La première d’entre elles, Marie, la plus ancienne amie de la narratrice, est une universitaire accomplie qui n’a jamais eu d’enfants. Spécialiste notoire de la littérature des femmes, invitée de choix des médias, elle est en pleine maîtrise d’elle-même, belle, élégante et séduisante. En d’autres mots, Marie est une femme qui a tout compris des mécanismes de la société, au sommet de laquelle elle trône, et qui joue avec aisance de ses codes grâce à ce legs fondamental du père: « la volonté de prendre toute la place qui lui revenait dans le monde ». (p. 249) Cette place, elle l’a prise : son existence est pleinement reconnue au sein de la sphère publique. Elle est bien sûr issue d’une famille aisée. Seuls les enfants de familles fortunées et cultivées (ou qui ont été envoyés dans des écoles prestigieuses) possèdent une conviction si forte qu’une place les attend dans le monde et l’aisance qui accompagne celle-ci. À celle qui a dû arracher cette place, aucune reconnaissance ne suffira à effacer tous les doutes sur sa légitimité.
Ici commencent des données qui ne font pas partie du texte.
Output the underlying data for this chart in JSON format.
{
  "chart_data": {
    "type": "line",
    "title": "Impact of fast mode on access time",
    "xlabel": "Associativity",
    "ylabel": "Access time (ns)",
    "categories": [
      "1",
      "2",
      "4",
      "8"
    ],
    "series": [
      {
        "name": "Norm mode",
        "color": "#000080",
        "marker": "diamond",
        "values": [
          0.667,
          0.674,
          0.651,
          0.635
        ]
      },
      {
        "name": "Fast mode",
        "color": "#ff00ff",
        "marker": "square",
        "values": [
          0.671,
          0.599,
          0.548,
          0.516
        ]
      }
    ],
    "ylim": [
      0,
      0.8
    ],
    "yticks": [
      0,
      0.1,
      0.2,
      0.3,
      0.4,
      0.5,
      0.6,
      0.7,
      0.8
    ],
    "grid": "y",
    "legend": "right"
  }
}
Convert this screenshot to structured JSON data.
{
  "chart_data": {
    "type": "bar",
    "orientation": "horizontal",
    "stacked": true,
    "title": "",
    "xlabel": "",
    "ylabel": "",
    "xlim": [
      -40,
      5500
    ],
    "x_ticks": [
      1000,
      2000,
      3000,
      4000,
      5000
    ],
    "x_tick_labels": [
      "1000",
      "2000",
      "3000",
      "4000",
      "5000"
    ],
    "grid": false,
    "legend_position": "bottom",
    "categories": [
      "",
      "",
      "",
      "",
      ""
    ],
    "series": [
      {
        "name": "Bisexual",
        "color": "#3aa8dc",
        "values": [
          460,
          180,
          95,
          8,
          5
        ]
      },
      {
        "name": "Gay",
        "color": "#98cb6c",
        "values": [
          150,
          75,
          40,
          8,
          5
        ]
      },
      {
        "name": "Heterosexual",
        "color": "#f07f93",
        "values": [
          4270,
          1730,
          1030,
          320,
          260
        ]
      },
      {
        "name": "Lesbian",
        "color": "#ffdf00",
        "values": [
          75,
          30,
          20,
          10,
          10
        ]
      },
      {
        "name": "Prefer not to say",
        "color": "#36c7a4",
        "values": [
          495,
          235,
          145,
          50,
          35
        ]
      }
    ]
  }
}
La deuxième femme, la narratrice, est issue d’un milieu similaire à Marie et a aussi fait des études universitaires. Une différence essentielle sépare les deux femmes : elle n’est pas devenue professeure d’université et n’a donc pas de place aussi clairement reconnue par l’institution et, donc, dans l’espace public. Cela s’explique en partie parce qu’elle s’est aventurée sur un terrain hostile aux femmes, la philosophie. Il y aurait, en effet, pour elle quelque chose d’essentiellement inconciliable entre les femmes et la philosophie, et, surtout, entre la maternité et la philosophie : « À vingt ans, Marie et moi, nous disions que nous ne voulions pas d’enfant, et pour ma part j’étais sincère. Mais huit ans plus tard, je savais déjà que, pour sortir de la philosophie, j’allais poser ce geste définitif, inexplicable, au-delà de toute raison : donner la vie. M’incarner. » (p. 246) Le problème ici ne serait donc pas la maternité, mais la philosophie, confinée dans l’abstraction et faisant ainsi violence à la nature charnelle de la femme. Il y aurait beaucoup à dire sur cette conception figée des femmes.  Si on a souvent tôt fait de mettre les femmes en charge du quotidien, il me semble qu’il y a autant de rapports à la réalité qu’il y a de femmes. Certaines femmes sont beaucoup plus à l’aise dans l’abstraction et se sentent inadéquates vis-à-vis le quotidien. Le désir de « redescendre » (p. 246) qu’elle dit avoir ressenti après des années d’études en philosophie n’appartiendrait-il pas davantage à la romancière qu’à la femme? Ce qui distingue le roman de la philosophie, c’est que le premier choisit l’incarnation plutôt que le royaume des idées. Loin d’être un obstacle à la création, la maternité la favoriserait en participant d’un même mouvement vers le vivant.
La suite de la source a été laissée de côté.